Goalie stays calm in eye of storm
Carruth perfect as Winterhawks claim playoff opener
Mac Carruth was doing his best Marcel Marceau as he met with the media following the Winterhawks' 4-0 victory over Everett Saturday night in the opener of their best-of-seven playoff series at the Rose Garden.
Portland's goaltender had made 32 saves in posting his third career shutout and the Hawks' first in the postseason in five years - heady stuff for a youngster in his first full season as a regular.
But a hockey goalie is much like a baseball pitcher or a football quarterback - the center of attention, win or lose. Carruth, who has been on both ends of the teeter-totter, knows a calm disposition is the goalie's greatest ally.
'You're the hero or the zero,' said Carruth, who turned 19 on Friday. 'It's like Tom Brady out there. You just have to stay even-keel.'
As a 17-year-old rookie last season, Carruth wasn't the best at that, and at times it got the best of him on the ice.
'Got a little bit of temper on me,' he said. 'I'm pretty hard on myself as well. I'd like to work on that a bit more. Just try to stay in the moment.'
Carruth has been better at it this season, according to his coach.
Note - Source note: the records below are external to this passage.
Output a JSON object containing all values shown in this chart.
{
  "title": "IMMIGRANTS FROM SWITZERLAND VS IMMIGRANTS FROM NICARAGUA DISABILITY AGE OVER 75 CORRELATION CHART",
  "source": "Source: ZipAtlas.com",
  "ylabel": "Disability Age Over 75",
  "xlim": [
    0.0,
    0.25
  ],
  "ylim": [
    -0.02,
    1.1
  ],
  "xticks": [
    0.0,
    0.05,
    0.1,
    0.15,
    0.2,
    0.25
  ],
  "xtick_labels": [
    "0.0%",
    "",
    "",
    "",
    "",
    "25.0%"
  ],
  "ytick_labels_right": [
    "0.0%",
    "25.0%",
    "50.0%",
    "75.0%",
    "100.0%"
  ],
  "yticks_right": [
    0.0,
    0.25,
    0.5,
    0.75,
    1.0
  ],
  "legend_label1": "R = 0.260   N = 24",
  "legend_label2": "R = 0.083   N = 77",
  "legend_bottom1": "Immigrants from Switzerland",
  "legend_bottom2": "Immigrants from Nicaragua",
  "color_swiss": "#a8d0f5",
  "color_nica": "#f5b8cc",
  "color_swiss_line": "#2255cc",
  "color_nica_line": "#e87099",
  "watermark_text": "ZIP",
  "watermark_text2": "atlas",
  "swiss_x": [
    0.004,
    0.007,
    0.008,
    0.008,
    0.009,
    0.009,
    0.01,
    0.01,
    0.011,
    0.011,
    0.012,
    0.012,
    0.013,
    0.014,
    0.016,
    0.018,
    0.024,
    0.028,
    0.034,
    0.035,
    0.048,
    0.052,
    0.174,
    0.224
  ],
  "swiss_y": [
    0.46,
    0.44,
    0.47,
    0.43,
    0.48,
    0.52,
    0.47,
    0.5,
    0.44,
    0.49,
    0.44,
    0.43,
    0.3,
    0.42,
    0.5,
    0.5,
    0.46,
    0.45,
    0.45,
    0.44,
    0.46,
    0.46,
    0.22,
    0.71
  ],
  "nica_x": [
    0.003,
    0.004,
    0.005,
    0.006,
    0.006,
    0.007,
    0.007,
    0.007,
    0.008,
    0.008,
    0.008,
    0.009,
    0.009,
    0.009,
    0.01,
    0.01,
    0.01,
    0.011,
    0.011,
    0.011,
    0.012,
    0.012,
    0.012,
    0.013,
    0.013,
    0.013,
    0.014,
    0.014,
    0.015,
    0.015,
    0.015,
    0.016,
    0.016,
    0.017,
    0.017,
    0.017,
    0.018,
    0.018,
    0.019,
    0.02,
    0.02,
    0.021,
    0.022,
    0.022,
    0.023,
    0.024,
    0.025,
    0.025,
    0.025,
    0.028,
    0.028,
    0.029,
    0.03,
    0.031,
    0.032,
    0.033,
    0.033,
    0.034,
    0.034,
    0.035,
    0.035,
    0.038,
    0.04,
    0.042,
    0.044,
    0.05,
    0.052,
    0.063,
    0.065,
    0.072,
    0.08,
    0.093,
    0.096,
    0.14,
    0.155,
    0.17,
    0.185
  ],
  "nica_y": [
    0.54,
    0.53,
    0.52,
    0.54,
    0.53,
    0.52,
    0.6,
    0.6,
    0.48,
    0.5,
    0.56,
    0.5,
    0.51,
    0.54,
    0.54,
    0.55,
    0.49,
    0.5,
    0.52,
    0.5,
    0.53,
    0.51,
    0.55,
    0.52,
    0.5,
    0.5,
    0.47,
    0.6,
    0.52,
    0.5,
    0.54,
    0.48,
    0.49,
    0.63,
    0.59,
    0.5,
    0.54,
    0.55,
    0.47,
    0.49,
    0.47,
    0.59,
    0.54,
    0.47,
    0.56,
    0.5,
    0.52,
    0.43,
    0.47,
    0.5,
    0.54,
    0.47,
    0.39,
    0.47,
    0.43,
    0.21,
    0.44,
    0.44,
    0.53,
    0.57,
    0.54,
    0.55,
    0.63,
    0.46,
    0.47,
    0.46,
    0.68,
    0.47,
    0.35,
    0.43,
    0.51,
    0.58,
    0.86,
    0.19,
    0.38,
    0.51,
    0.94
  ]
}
'Mac is an emotional, competitive guy,' Mike Johnston said. 'You respect that in him. Last year, he was a little more emotional. This year, he has come down to a controllable level. It's fine now.'
The Hawks swarmed Everett like a tsunamai in the first period Saturday night, scoring three goals in the first eight minutes and outshooting the Silvertips 19-3 in the period. Carruth could have been pardoned for taking a bit of a siesta the first 20 minutes.
'It's sometimes hard for a goaltender not to face many shots in the first period,' Johnston allowed. 'You like for him to get into a rhythm almost. From a team perspective, you're happy with how we played defensively. From Mac's point of view, I'm sure he'd have liked to have had a few more shots to handle to get a feel for the game.'
The visitors got it together midway through the second period and put some pressure on Carruth. He never cracked, stopping 29 shots the final two periods.
'When we needed him tonight, he was really good,' Johnston said. 'In the second period, there were a lot of loose pucks, a lot of scrambles around the net. He looked very comfortable in there.'
Carruth didn't appear rusty, even after playing only one game in the past three weeks. First there was a concussion that took him out of the lineup. He returned, only to strain a hamstring after one game back. He played last Friday against Everett, then was rested to prepare for the postseason.
'We were a little bit concerned,' Johnston confessed. 'Not that he's not ready and not a good goaltender, but he hasn't had a lot of action lately. But that also means he's rested, he's fresh. With some other goaltenders around the league, fatigue could become a factor.'
Carruth finished 14th among Western Hockey League goaltenders this season with a 3.08 goals-against average. His .913 saves percentage ranked sixth.
'I feel I've played well,' he said. 'We're a wheel-and-deal team, so if I can play better than the other goalie most nights, we'll get a 'W.'
'The fans can blame me for losses if they want - whatever, that's their gig - but hopefully, I can win games for us.'
Carruth won the starter's job late last season and was the Hawks' primary goalie in the playoffs, when they beat Spokane, then fell to Vancouver in the second round. Carruth took some heat as he struggled at times, especially against the loaded Giants.
'The media let me have it there when I was struggling, but that's life, right?' Carruth said. 'What are you going to do about it? Just have to step up to the plate. Makes you play harder.'
So does playing under the spotlight appeal to him?
'The guys would probably say yeah to that,' Carruth said. 'You have to be a little bit weird, with guys are shooting 100 mile-an-hour shots at you. You have to handle the pressure well.
'If I didn't like it, I wouldn't be here. I like to think I thrive off that kind of thing. I play better when the chips are down and everyone's going harder.'
The most successful of the Winterhawks patrolling the crease through the years - Bart Hunter, Darrell May, Ian Wood, Byron Dafoe and Brent Belecki among them - have had the same kind of attitude.
The 6-3, 175-pound Carruth spent his first 10 years in the resort town of Jackson Hole, Wyo., skiing and playing hockey. His father, Bob, a former college goalie, ran the skating rink there. The Carruths then moved to Shorewood, Minn., where at age 14, he left home to play Midget AAA hockey in Chicago.
Now Carruth - chosen in the seventh round of the 2010 NHL draft by the Chicago Blackhawks - is in Portland, having the time of his life and speaking with an accent that sounds strangely Canadian.
'Too many Canadian kids in the locker room, probably,' he said, laughing. 'It kind of rubs off on you.'
The Hawks don't have long to savor their first playoff win of 2011. Nineteen hours after their post-game showers, they hit the Garden ice for Game 2 of the series with Everett.
Carruth will be back between the pipes for Portland, trying to channel Tom Brady, making sure the keel stays even.